As a multi-object spectrograph, GMOS is capable of obtaining hundreds of spectra in one “snapshot.” The ability to deliver high-resolution images is a secondary function. “It used to take an entire night to obtain one spectrum,” explains Dr. Inger Jørgensen who led the commissioning of the first GMOS instrument on the Frederick C. Gillette Gemini Telescope over a year ago. “With GMOS, we can collect 50-100 spectra simultaneously. Combined with Gemini’’s 8-metre mirror, we can now efficiently study galaxies and galaxy clusters at vast distances – distances so large that the light has travelled for half the age of the Universe or more before reaching Earth. This capability presents unprecedented possibilities for investigating how galaxies formed and evolved in the early Universe.”

GMOS achieves this remarkable sensitivity partly because of its technologically advanced detector, which consists of over 28 million pixels, and partly because of multiple innovative features of the Gemini dome and telescope that reduce local atmospheric distortions around the telescope. “When we designed Gemini, we paid careful attention to controlling heat sources and providing excellent ventilation,” said Larry Stepp, former Gemini Optics Manager. Stepp elaborates, “For example, we constructed 3-story high vents on the sides of the Gemini enclosures. It is great to see this image that provides such a dramatic validation of our approach.”

Dr Rob Ivison, GMOS Project Scientist at the UK Astronomy Technology Centre in Edinburgh,
said “The Gemini Observatory and its powerful new instrument, gives UK astronomers a unique opportunity to investigate the zoo of galaxies, piecing together the sequence of events that lead to the universe we see today. We can begin our painstaking detective work, peering through time to an age when the earth was nothing but a bunch of primordial atoms, long before our solar system formed, when the first stars and galaxies were lighting up the universe.”

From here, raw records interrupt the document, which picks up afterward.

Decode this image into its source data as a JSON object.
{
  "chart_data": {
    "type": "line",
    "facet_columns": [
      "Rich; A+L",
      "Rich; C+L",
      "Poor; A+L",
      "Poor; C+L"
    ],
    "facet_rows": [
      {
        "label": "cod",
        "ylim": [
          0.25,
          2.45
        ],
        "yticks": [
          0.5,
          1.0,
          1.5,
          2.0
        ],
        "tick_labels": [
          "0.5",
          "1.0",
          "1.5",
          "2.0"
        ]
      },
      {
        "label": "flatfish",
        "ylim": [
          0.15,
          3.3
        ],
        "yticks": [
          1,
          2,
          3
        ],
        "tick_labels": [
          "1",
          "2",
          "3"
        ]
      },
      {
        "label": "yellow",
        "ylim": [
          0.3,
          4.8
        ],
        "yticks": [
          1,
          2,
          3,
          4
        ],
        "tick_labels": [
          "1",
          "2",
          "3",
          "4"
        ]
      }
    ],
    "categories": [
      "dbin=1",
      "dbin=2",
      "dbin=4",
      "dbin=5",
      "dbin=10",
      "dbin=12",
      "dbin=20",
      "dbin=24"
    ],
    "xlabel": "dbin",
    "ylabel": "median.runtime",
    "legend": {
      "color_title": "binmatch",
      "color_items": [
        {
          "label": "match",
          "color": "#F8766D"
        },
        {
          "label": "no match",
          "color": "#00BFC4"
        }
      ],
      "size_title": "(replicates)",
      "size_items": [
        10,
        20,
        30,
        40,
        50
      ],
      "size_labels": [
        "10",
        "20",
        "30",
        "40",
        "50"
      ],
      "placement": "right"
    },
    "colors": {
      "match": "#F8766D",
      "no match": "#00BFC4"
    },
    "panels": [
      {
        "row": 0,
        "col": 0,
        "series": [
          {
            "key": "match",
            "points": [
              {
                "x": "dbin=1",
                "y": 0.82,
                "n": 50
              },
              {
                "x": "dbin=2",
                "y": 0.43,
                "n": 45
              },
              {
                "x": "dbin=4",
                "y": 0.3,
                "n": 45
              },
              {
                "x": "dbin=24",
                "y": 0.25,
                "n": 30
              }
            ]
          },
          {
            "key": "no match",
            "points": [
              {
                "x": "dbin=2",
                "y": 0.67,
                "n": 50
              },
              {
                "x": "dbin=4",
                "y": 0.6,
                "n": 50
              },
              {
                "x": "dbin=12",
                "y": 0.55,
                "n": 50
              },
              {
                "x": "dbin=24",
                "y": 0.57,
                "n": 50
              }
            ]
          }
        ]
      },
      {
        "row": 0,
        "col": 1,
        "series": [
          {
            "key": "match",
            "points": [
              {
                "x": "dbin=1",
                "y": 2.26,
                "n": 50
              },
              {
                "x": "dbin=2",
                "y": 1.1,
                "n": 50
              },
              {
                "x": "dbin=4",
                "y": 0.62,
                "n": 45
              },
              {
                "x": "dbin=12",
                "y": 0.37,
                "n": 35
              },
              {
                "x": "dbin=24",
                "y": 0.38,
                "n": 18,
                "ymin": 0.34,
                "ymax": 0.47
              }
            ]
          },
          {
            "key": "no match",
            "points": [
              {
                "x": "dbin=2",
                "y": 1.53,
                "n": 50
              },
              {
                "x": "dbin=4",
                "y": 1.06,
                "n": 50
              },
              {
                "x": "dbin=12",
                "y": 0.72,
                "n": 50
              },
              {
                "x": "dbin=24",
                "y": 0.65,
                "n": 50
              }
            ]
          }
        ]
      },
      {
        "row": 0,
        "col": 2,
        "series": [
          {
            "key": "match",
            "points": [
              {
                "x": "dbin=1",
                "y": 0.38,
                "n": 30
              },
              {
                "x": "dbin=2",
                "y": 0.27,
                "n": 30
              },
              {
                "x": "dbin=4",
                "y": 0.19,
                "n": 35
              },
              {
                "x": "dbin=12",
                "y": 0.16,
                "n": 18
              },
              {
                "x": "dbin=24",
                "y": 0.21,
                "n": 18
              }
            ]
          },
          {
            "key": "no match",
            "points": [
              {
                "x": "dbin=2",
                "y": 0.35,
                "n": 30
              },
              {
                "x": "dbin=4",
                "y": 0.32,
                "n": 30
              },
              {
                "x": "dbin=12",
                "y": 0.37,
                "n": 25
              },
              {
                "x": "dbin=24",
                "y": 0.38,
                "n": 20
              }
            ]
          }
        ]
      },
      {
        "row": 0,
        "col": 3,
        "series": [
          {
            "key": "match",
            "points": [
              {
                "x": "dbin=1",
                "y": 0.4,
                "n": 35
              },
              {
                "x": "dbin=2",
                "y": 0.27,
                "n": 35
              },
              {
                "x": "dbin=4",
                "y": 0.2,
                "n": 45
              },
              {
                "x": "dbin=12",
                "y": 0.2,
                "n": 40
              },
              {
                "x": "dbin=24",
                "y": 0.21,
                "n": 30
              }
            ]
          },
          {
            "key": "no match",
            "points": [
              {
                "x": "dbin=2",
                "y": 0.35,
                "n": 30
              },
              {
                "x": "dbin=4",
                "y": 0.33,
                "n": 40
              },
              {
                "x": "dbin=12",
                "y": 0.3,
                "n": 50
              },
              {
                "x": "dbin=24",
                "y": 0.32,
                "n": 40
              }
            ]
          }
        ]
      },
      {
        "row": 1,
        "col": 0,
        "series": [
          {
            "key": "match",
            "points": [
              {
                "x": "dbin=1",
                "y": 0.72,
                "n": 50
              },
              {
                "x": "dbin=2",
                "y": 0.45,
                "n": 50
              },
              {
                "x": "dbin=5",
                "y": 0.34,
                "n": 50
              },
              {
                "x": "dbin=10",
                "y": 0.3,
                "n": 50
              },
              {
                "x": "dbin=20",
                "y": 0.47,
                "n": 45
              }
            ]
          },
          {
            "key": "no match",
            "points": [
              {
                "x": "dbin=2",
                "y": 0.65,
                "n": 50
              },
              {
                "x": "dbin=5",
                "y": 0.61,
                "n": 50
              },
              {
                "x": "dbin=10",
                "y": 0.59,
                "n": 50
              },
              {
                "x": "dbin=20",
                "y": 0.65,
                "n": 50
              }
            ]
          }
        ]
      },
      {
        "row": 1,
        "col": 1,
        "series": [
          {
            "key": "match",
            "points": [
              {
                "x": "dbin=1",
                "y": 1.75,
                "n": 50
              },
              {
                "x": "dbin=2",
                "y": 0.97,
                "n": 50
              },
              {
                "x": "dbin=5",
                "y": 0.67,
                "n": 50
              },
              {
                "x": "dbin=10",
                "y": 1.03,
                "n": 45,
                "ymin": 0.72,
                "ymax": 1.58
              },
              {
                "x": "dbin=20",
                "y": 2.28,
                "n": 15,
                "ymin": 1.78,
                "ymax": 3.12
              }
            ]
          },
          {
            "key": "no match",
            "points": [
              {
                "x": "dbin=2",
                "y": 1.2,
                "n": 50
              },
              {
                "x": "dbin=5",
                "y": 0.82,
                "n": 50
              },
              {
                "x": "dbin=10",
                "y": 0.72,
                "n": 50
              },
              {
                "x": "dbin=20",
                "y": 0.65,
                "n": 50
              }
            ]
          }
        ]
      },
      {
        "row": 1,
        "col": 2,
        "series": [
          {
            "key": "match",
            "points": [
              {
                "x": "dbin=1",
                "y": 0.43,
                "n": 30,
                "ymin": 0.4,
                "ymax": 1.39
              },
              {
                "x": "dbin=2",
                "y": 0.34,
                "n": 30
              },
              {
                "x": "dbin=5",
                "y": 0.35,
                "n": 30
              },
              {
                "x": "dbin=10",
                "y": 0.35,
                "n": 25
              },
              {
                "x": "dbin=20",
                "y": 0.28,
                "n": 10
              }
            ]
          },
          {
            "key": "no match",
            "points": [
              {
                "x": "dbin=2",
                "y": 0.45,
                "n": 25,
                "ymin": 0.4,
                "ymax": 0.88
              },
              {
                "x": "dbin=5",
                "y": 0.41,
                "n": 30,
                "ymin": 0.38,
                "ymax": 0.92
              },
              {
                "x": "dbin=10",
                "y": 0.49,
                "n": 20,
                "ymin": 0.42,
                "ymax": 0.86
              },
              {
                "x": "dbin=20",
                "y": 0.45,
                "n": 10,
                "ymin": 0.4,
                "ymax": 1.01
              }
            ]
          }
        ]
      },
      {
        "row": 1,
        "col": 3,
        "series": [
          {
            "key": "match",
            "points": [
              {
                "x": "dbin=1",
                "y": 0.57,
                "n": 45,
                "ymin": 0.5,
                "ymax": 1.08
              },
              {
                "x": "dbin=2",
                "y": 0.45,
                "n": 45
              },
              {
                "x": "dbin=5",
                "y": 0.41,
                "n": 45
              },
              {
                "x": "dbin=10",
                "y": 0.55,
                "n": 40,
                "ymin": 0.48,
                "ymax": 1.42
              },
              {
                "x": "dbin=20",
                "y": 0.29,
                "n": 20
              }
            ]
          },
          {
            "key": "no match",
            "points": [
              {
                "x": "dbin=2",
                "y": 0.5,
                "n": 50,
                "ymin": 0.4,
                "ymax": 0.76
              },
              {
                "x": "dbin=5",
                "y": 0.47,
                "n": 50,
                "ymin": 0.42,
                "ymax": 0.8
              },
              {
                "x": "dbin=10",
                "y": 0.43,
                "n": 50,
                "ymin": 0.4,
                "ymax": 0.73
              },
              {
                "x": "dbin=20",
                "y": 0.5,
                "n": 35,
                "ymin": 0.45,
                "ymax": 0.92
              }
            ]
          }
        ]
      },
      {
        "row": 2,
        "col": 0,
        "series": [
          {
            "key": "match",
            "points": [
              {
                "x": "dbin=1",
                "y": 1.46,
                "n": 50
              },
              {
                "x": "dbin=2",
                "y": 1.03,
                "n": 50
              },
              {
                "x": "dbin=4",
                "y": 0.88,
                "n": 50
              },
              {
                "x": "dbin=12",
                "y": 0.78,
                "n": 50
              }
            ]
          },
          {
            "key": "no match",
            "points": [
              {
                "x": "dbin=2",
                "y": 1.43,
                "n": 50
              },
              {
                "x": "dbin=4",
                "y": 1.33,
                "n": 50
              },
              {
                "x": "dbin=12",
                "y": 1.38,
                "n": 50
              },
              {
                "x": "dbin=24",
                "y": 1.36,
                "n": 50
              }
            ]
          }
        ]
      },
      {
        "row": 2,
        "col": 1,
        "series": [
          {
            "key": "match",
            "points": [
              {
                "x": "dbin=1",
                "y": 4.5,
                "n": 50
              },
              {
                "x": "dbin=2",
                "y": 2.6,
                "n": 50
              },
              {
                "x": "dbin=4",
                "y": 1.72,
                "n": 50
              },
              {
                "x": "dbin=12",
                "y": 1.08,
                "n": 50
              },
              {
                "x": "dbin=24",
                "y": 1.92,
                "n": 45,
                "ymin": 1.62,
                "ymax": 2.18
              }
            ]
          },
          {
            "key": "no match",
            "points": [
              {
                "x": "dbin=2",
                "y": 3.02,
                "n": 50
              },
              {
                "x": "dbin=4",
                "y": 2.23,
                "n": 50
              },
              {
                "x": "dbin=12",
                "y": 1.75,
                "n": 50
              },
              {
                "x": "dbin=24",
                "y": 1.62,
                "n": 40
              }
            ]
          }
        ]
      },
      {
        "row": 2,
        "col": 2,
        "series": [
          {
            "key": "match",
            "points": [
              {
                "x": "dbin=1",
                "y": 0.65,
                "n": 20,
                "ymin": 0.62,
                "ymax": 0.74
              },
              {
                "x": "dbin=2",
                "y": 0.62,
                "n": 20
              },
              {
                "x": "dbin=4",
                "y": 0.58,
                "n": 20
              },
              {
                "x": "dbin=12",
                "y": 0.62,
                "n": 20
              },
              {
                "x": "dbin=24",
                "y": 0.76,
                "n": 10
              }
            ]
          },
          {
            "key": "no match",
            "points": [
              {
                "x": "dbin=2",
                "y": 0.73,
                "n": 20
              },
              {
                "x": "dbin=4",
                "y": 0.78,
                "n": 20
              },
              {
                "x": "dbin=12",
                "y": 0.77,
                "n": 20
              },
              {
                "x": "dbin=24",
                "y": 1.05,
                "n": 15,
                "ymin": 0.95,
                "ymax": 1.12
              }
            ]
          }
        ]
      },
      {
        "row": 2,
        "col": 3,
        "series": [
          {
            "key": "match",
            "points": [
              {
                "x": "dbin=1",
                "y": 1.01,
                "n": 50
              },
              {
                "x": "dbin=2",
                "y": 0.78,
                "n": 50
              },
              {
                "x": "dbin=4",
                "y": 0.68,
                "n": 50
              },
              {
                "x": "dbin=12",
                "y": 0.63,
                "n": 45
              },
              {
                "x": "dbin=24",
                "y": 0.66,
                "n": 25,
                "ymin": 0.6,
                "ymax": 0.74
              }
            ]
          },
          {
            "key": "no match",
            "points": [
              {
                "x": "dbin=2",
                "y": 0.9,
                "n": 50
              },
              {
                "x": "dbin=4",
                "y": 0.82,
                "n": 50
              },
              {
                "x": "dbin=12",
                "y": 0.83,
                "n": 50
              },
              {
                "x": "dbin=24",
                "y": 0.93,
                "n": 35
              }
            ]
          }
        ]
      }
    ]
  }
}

The twin Gemini Telescopes offer a unique advantage, explains Director of the Gemini Observatory Dr Matt Mountain. “Now that both telescopes are equipped with nearly identical GMOS instruments, we have created an unprecedented uniform platform to coherently study and take deep spectra of any object in the northern or southern sky at optical wavelengths.”

Dr Adrian Russell, Director of the UK Astronomy Technology Centre in Edinburgh adds to this,
“With the on schedule delivery and successful commissioning of GMOS-S, for the first time the Gemini twins can act as one, allowing a co-ordinated study of the entire sky.”

Upgrades to GMOS-S that will increase its variety of capabilities are planned even as the instrument is undergoing commissioning. An Integral Field Unit (IFU) on GMOS-S is anticipated to begin commissioning in early 2004.

Like GMOS-N, which has already received and commissioned its IFU, the IFU on GMOS-S will greatly enhance its spectra collection abilities, such as probing the dynamics of active galactic nuclei. Jeremy Allington-Smith, leader of the IFU team at the University of Durham said:
“GMOS-S will soon be fitted with an integral field unit like its sister in the north. Made by the University of Durham, it uses more than a thousand optical fibres, tipped at each end with microscopic lenses, to dissect the object under study. This gives GMOS a 3-D view of the target, in which each pixel in the image is replaced by a spectrum. This innovation allows GMOS to make detailed maps of, for example, the motion of stars and gas in galaxies.”